3 – The Open Network for Digital Commerce
Launched in May 2022, the Open Network for Digital Commerce is a government-backed initiative intended at creating open networks for all aspects of exchanging goods and services on digital networks. The ONDC is aimed at making E-commerce more inclusive and accessible to consumers, allowing them to choose from a variety of local businesses to meet their demands.
This initiative which is currently being tested in a few cities across the country was launched by the department for Promotion of Industry and Internal Trade of the Government of India. Having completed 4000 successful transactions to date, the ONDC is a huge step towards democratizing the E-commerce landscape currently led by the tech giants—Amazon and Flipkart. While ONDC is accelerating the digitization of small businesses and providing a level-playing field for MSMEs, OCEN will further fortify this initiative by providing easy access to timely and affordable capital.
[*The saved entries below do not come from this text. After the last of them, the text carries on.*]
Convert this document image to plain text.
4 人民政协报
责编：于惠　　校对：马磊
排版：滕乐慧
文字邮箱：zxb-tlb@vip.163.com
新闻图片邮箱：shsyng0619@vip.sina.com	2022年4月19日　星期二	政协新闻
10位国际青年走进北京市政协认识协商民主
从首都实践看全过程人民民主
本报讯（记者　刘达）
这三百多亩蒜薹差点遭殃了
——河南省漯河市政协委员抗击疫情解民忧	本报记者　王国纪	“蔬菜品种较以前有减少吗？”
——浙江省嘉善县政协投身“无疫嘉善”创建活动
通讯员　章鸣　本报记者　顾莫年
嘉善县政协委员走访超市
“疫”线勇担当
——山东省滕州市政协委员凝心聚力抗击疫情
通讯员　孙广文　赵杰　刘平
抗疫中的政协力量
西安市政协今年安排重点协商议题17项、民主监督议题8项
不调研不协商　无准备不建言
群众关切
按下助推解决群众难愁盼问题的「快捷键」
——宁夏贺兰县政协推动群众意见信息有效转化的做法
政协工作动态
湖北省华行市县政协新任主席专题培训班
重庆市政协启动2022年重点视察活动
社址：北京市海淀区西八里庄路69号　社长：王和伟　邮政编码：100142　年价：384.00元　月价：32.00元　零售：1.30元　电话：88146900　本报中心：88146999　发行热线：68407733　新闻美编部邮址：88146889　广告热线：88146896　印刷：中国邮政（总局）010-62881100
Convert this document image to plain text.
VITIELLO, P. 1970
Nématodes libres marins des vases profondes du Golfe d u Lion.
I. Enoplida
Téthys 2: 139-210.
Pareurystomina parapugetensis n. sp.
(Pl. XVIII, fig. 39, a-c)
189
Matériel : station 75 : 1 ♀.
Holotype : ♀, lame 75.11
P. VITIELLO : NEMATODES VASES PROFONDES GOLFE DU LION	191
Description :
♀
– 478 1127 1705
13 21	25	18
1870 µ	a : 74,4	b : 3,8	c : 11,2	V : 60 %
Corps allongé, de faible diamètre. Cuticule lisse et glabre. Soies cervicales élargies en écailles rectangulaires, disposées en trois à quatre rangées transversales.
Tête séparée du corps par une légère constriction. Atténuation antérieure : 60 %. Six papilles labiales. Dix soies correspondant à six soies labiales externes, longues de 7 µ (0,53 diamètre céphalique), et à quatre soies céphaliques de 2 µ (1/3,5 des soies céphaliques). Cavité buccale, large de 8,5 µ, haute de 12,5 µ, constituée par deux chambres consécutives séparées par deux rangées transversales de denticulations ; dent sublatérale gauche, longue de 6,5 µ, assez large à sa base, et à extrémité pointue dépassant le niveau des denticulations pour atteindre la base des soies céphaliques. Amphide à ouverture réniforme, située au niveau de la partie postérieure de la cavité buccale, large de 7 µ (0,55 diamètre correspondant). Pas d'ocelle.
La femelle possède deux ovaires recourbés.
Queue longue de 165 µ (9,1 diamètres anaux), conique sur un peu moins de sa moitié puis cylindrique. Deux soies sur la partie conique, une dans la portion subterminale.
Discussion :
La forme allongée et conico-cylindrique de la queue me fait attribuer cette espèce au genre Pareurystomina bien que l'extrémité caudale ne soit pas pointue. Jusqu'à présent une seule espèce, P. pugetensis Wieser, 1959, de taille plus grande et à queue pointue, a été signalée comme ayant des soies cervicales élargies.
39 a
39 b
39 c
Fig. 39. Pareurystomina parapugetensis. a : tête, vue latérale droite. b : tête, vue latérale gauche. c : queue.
The next stage in India’s evolving credit and lending ecosystem
Over the years, regulatory initiatives coupled with the development of infrastructure rails such as IndiaStack have played a huge part in creating a nationwide digital ecosystem to innovate, build, and scale up a suite of financial products. While the government is geared towards introducing the underserved segments to digital financial services, key FinTech players like CredAble are building upon last-mile connectivity and are partnering with leading financial institutions to deliver low-cost and tailored products to growing businesses.